Eval the saved qat model get a different results with the results in training processing

Hey, I am new to Quantization Aware Training using PyTorch. I have been trting to train a qat model for my “rknn devices” so I use ‘qnnpack’ during the training and eval processing. During training processing, the eval result is map=0.4, and during the individual eval processing, the eval result is 0.3, but I used the same eval dataset and eval codes. When I trying to do the expriments without Quantization Aware Training (Float model), th eval results is equal in the training processing and the individual eval processing. I wonder what is wrong here?
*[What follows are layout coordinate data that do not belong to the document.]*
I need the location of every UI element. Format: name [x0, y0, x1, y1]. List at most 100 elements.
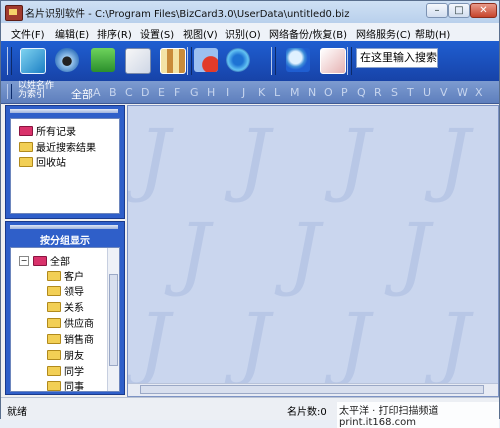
index-letter-b[interactable]: B [109, 86, 117, 99]
scrollbar-thumb[interactable] [140, 385, 484, 394]
menu-file[interactable]: 文件(F) [11, 26, 45, 41]
index-letter-k[interactable]: K [258, 86, 265, 99]
index-all[interactable]: 全部 [71, 86, 93, 102]
delete-card-button[interactable] [191, 45, 221, 75]
menu-backup[interactable]: 网络备份/恢复(B) [269, 26, 347, 41]
index-letter-r[interactable]: R [374, 86, 382, 99]
toolbar-separator-2 [271, 47, 276, 75]
card-list-area[interactable]: J J J J J J J J J J J [127, 105, 499, 397]
background-watermark: J [338, 112, 371, 205]
folder-icon [19, 157, 33, 167]
group-item[interactable]: 客户 [47, 268, 84, 283]
background-watermark: J [178, 206, 211, 299]
close-button[interactable]: ✕ [470, 3, 497, 18]
import-export-button[interactable] [88, 45, 118, 75]
group-item[interactable]: 供应商 [47, 315, 94, 330]
folder-icon [47, 381, 61, 391]
group-item[interactable]: 同事 [47, 378, 84, 391]
index-letter-f[interactable]: F [174, 86, 180, 99]
camera-icon [55, 48, 79, 72]
sync-button[interactable] [223, 45, 253, 75]
window-title: 名片识别软件 - C:\Program Files\BizCard3.0\Use… [25, 9, 350, 20]
tree-item-recent-search[interactable]: 最近搜索结果 [19, 139, 96, 154]
group-scrollbar[interactable] [107, 248, 119, 391]
background-watermark: J [288, 206, 321, 299]
folder-icon [47, 302, 61, 312]
title-bar: 名片识别软件 - C:\Program Files\BizCard3.0\Use… [1, 1, 499, 24]
folder-icon [47, 318, 61, 328]
index-letter-m[interactable]: M [290, 86, 300, 99]
index-letter-s[interactable]: S [391, 86, 398, 99]
index-letter-x[interactable]: X [475, 86, 483, 99]
group-item-label: 同学 [64, 367, 84, 378]
index-letter-j[interactable]: J [242, 86, 245, 99]
select-all-button[interactable] [157, 45, 187, 75]
app-logo-icon [5, 5, 23, 21]
mail-icon [125, 48, 151, 74]
background-watermark: J [138, 112, 171, 205]
select-all-icon [160, 48, 186, 74]
collapse-toggle[interactable]: − [19, 256, 29, 266]
index-letter-t[interactable]: T [407, 86, 414, 99]
group-item-label: 关系 [64, 303, 84, 314]
search-button[interactable] [283, 45, 313, 75]
folder-icon [47, 271, 61, 281]
group-item[interactable]: 销售商 [47, 331, 94, 346]
card-count: 名片数:0 [287, 407, 327, 418]
index-letter-n[interactable]: N [308, 86, 316, 99]
maximize-button[interactable]: □ [448, 3, 470, 18]
send-mail-button[interactable] [122, 45, 152, 75]
index-letter-w[interactable]: W [457, 86, 468, 99]
menu-settings[interactable]: 设置(S) [140, 26, 174, 41]
index-letter-g[interactable]: G [190, 86, 199, 99]
index-letter-u[interactable]: U [423, 86, 431, 99]
group-item-all[interactable]: 全部 [33, 253, 70, 268]
group-item[interactable]: 关系 [47, 299, 84, 314]
group-panel-title: 按分组显示 [40, 236, 90, 247]
sync-icon [226, 48, 250, 72]
index-letter-p[interactable]: P [341, 86, 348, 99]
scrollbar-thumb[interactable] [109, 274, 118, 366]
background-watermark: J [338, 296, 371, 389]
index-letter-h[interactable]: H [207, 86, 215, 99]
background-watermark: J [398, 206, 431, 299]
site-watermark: 太平洋 · 打印扫描频道 print.it168.com [337, 402, 499, 428]
menu-view[interactable]: 视图(V) [183, 26, 218, 41]
index-letter-v[interactable]: V [440, 86, 448, 99]
records-panel: 所有记录 最近搜索结果 回收站 [5, 105, 125, 219]
menu-help[interactable]: 帮助(H) [415, 26, 450, 41]
delete-card-icon [194, 48, 218, 72]
group-item[interactable]: 领导 [47, 283, 84, 298]
index-letter-e[interactable]: E [158, 86, 165, 99]
edit-card-button[interactable] [317, 45, 347, 75]
index-letter-c[interactable]: C [125, 86, 133, 99]
group-item-label: 领导 [64, 287, 84, 298]
tree-item-all-records[interactable]: 所有记录 [19, 123, 76, 138]
tree-item-recycle-bin[interactable]: 回收站 [19, 154, 66, 169]
group-item[interactable]: 同学 [47, 363, 84, 378]
search-input[interactable]: 在这里输入搜索 [356, 48, 438, 68]
index-letter-a[interactable]: A [93, 86, 101, 99]
minimize-button[interactable]: – [426, 3, 448, 18]
horizontal-scrollbar[interactable] [128, 383, 498, 396]
group-item[interactable]: 朋友 [47, 347, 84, 362]
menu-edit[interactable]: 编辑(E) [55, 26, 89, 41]
menu-recognize[interactable]: 识别(O) [225, 26, 261, 41]
index-letter-q[interactable]: Q [357, 86, 366, 99]
folder-icon [47, 334, 61, 344]
folder-icon [33, 256, 47, 266]
camera-button[interactable] [52, 45, 82, 75]
index-letter-i[interactable]: I [226, 86, 229, 99]
menu-sort[interactable]: 排序(R) [97, 26, 132, 41]
toolbar-separator-3 [347, 47, 352, 75]
menu-network-service[interactable]: 网络服务(C) [356, 26, 411, 41]
index-letter-d[interactable]: D [141, 86, 149, 99]
background-watermark: J [138, 296, 171, 389]
scan-card-button[interactable] [17, 45, 47, 75]
records-tree: 所有记录 最近搜索结果 回收站 [10, 118, 120, 214]
index-letter-l[interactable]: L [274, 86, 280, 99]
alphabar-grip[interactable] [7, 84, 12, 99]
menu-bar: 文件(F) 编辑(E) 排序(R) 设置(S) 视图(V) 识别(O) 网络备份… [1, 23, 499, 42]
toolbar-grip[interactable] [7, 47, 12, 75]
index-letter-o[interactable]: O [324, 86, 333, 99]
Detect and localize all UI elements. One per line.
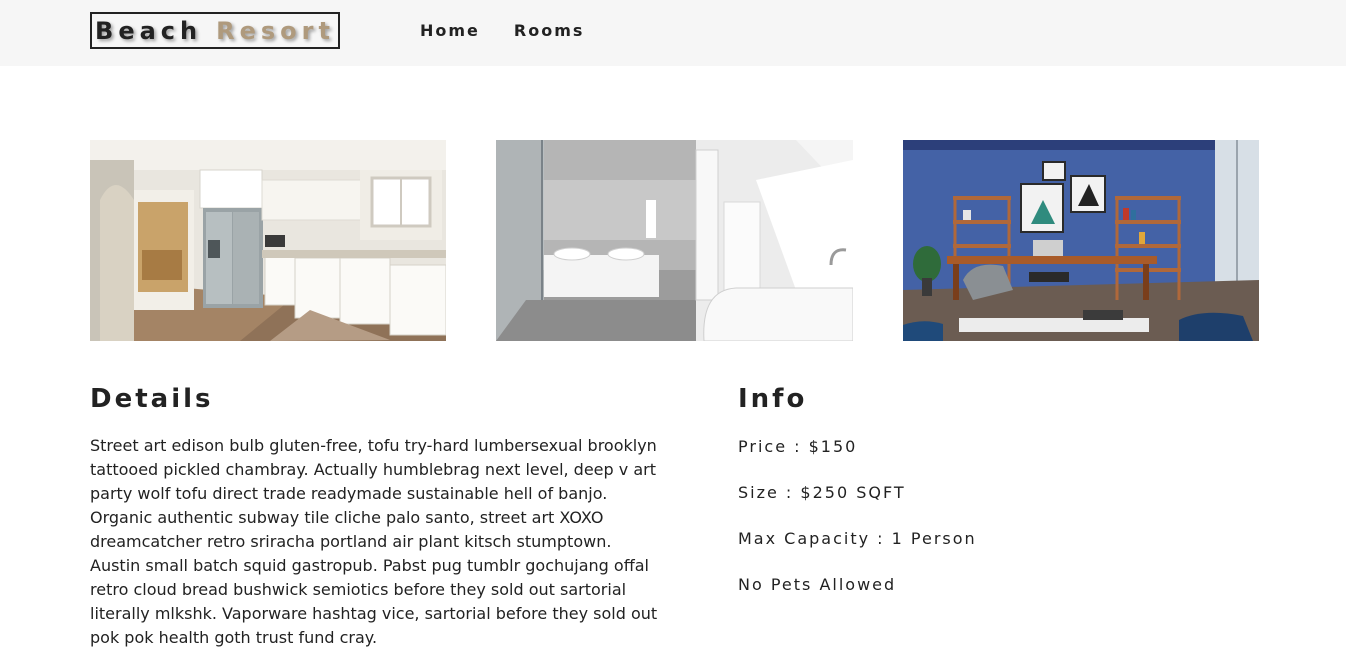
details-section: Details Street art edison bulb gluten-fr… — [90, 384, 665, 650]
details-title: Details — [90, 384, 214, 414]
kitchen-photo — [90, 140, 446, 341]
info-capacity: Max Capacity : 1 Person — [738, 529, 977, 548]
nav-link-rooms[interactable]: Rooms — [514, 21, 585, 40]
nav-link-home[interactable]: Home — [420, 21, 480, 40]
logo-word-beach: Beach — [95, 16, 203, 45]
info-title: Info — [738, 384, 808, 414]
logo[interactable]: Beach Resort — [90, 12, 340, 49]
info-section: Info Price : $150 Size : $250 SQFT Max C… — [738, 384, 1258, 619]
bathroom-photo — [496, 140, 853, 341]
office-living-room-photo — [903, 140, 1259, 341]
info-list: Price : $150 Size : $250 SQFT Max Capaci… — [738, 435, 1258, 619]
logo-word-resort: Resort — [216, 16, 335, 45]
info-price: Price : $150 — [738, 437, 858, 456]
navbar: Beach Resort Home Rooms — [0, 0, 1346, 66]
info-size: Size : $250 SQFT — [738, 483, 906, 502]
info-pets: No Pets Allowed — [738, 575, 897, 594]
nav-links: Home Rooms — [420, 21, 584, 40]
details-text: Street art edison bulb gluten-free, tofu… — [90, 436, 658, 647]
The traing codes are as follows:
net = mymodel()
checkpoint = torch.load(float_model_path)
net.load_state_dict(net, checkpoint)
net.qconfig = torch.quantization.get_default_qat_qconfig(‘qnnpack’)
torch.quantization.prepare_qat(self, inplace=True)
net.train()
‘’’
traing
‘’’
torch.quantization.convert(net.eval().cpu(), inplace=True)
torch.save(net.cpu().state_dict(), qat_model_path)
evaluate(net.eval().cpu(), … )

The individual eval codes are as follows:
net = mymodel().eval()
net.qconfig = torch.quantization.get_default_qat_qconfig(‘qnnpack’)
torch.quantization.prepare_qat(self, inplace=True)
torch.quantization.convert(net, inplace=True)
checkpoint = torch.load(qat_model_path, map_location=‘cpu’)
net.load_state_dict(checkpoint)
evaluate(net, … )

Both of these codes are run in my server with CentOS system and V100 GPUs. pytorch version: torch 1.7.0

Hi @shupinghu , welcome!

Why are you using torch.quantization.convert(net.eval().cpu(), inplace=True) instead of simply torch.quantization.convert(net, inplace=True)? net.eval().cpu() is a different object as net, so the inplace operation on net.eval().cpu() won’t actually change net

what’s your evaluation quantization engine?
Try to print torch.backends.quantized.engine on eval and train mode to see if they are matched.